Mustafa Balcı: Bu görüşmeyi haftaya tekrar yapalım, hatta yanımızda misafirlerimiz olsun. İlçe kongresi var, 8 aday var. Bunlarla görüşelim, en azından 3 ciddi aday çıkmasını sağlayalım bu önümüzdeki haftanın gündemi olsun. Bakalım kimler ne yapacak, ne düşünecekler, ne konuşacaklar, nasıl mesaj vermek isteyecekler, hepsi siyasi arkadaşlarımız hemde onları tanıtmış olalım.
Haftaya görüşmek üzere…
Güzel bir sohbet konusu, devamını bekliyoruz. Sarıyer de siyasetin derince ele alınmaya ihtiyacı var doğrusu.
Soylesinizi keyifle ve dikkatle okudum. Bilgi ve yorum aktarmanız çok doğru bir yol. Siyaset çok önemli ve çok büyük sorumluluk yüklüyor. Bu durumda donanım, farkındalık, öz güven ve sürekli eğitim, geniş bir bakış açısı, on yargılardan uzaklaşmak, toparlayici, iletişimi kuvvetli kisiliklerle yönetimi kuvvetlendirmek hedef olmalı. Örgütlenmek, iş bölümü, haberleşmek iletişim,, raporlama ve denetim.
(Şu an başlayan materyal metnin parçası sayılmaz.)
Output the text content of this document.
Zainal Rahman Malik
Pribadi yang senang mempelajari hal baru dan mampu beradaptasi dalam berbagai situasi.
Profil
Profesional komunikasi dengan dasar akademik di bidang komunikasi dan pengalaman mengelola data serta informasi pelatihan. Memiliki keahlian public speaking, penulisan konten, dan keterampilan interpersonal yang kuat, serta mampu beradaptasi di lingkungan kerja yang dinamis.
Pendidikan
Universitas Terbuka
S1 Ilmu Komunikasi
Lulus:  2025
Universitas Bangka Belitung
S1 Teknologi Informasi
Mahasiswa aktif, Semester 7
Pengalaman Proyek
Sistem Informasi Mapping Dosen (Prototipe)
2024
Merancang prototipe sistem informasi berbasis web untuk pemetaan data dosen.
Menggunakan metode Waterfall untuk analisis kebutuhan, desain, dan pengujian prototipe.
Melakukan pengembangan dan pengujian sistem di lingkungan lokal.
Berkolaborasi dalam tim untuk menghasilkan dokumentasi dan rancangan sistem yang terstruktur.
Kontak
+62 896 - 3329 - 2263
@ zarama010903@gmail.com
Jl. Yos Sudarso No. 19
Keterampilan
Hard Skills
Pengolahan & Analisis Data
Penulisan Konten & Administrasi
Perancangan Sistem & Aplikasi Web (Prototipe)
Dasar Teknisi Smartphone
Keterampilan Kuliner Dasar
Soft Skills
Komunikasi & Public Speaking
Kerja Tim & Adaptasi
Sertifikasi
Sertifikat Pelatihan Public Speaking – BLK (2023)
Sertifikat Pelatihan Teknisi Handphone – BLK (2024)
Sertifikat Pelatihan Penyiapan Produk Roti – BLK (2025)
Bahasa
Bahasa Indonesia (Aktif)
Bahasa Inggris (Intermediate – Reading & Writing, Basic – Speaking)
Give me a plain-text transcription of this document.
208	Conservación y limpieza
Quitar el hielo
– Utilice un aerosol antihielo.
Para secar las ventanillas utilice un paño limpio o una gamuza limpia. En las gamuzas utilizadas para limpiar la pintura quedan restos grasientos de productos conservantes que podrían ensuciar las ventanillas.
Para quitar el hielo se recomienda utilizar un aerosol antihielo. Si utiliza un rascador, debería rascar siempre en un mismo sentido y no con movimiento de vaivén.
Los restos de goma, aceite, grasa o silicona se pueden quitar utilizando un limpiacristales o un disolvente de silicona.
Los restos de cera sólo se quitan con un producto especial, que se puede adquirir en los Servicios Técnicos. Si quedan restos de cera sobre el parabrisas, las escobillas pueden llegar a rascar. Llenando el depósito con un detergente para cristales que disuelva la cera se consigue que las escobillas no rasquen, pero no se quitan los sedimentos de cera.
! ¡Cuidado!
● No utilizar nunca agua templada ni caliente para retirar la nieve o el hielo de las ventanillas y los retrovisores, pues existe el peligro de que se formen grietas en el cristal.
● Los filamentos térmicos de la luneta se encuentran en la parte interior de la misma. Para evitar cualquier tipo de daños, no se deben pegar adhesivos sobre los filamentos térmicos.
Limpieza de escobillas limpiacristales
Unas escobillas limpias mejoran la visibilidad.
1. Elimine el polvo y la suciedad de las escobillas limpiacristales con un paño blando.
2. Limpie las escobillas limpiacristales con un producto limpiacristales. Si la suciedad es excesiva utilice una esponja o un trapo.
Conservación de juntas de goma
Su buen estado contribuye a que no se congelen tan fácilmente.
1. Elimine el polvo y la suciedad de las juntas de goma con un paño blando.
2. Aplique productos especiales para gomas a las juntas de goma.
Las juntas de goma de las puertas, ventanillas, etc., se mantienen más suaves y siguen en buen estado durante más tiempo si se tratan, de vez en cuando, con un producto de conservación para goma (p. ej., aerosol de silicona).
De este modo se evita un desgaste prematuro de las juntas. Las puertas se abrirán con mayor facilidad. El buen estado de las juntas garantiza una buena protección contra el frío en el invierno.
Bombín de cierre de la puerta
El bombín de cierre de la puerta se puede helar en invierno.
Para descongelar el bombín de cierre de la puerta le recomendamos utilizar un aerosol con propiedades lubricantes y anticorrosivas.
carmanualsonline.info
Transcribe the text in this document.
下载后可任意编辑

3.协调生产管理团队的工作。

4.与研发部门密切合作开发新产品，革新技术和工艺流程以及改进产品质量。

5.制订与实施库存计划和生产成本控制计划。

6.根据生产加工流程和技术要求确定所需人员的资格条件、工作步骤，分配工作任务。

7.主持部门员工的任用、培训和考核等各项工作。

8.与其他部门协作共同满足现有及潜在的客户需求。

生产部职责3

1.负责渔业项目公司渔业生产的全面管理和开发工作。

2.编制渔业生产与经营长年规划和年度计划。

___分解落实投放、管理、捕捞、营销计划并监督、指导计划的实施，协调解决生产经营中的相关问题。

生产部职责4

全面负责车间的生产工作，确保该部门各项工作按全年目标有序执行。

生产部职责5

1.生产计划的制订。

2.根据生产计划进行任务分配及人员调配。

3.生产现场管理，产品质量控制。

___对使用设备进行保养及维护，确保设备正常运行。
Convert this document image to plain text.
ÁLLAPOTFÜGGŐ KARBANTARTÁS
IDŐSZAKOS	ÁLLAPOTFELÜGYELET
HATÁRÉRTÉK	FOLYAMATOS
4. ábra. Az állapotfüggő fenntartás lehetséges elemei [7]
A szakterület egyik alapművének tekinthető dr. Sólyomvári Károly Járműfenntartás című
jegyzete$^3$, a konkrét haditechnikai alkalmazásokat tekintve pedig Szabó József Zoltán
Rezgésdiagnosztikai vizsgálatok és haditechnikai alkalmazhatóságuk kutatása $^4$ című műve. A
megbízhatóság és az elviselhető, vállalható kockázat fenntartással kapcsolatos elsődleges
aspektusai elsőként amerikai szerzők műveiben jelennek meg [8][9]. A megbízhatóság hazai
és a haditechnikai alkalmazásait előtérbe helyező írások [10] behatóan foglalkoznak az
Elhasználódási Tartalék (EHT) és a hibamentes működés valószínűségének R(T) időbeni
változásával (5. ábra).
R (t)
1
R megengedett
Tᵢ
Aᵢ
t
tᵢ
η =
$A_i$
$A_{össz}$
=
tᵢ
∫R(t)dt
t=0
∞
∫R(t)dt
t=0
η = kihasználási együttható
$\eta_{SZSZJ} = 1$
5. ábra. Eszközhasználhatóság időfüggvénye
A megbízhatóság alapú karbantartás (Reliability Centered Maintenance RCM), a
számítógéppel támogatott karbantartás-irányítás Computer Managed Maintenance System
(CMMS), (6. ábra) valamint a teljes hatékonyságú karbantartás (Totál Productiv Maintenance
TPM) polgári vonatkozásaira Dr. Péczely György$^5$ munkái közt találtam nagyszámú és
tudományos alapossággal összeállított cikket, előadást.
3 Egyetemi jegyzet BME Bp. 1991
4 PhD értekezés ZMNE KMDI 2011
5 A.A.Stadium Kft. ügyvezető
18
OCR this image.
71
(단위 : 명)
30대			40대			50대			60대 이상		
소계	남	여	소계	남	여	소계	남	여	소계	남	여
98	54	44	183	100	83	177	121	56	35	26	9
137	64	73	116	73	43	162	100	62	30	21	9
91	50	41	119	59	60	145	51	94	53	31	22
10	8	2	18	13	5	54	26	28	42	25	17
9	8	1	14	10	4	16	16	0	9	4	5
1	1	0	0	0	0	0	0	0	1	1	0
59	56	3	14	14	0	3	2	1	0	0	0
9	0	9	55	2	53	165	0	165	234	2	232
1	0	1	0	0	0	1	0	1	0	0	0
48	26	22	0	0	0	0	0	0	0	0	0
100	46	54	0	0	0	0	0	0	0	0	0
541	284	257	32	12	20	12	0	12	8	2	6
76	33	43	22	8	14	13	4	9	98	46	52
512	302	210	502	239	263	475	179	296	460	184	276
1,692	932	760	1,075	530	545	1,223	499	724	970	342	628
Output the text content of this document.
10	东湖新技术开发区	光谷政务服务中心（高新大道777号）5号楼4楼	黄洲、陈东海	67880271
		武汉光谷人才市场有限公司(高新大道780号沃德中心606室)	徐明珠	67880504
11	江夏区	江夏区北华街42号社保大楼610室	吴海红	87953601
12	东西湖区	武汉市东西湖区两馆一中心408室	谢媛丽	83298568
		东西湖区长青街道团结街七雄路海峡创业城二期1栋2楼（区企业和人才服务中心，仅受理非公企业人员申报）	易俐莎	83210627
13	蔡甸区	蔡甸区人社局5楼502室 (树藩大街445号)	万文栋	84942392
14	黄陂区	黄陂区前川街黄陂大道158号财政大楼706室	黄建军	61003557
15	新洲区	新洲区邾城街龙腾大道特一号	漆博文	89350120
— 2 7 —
Örgütün hantallasmis yapidan kurtulması, dinamik, heyecanlı, birbirini dinleyen, insana inebilecek, proje üretebilecek, sistem kuracak kişilerle daha hızlı yol alabilir diye düşünüyorum. Yönetmek kolay değil. Bu durumda yöneticilerin kişisel yetenekleri de çok
büyük rol oynuyor. Geçmiş yönetimler, yöneticiler artilari, eksileriyle gelecek yönetimlerin rehberidir. Genç, yaşlı. Her kuşağın birbirine ihtiyacı var. Tecrübe çok önemli, yenilikler de o kadar. Siyaset de bir şekilde yaratıcılık, algı ve sahiplenme. Bir sanatkar kadar duyarlı olmak, bir yönetici gibi gerektiğinde elinizi masaya vurmak önemli. Bu ülkenin, duyarlı, çağdaş, hak ve özgürlüklerden yana, insanını kucaklayici,, yol açıcı siyasete ihtiyacı var. Sorumluluklar çok büyük, özellikle Parti’nin.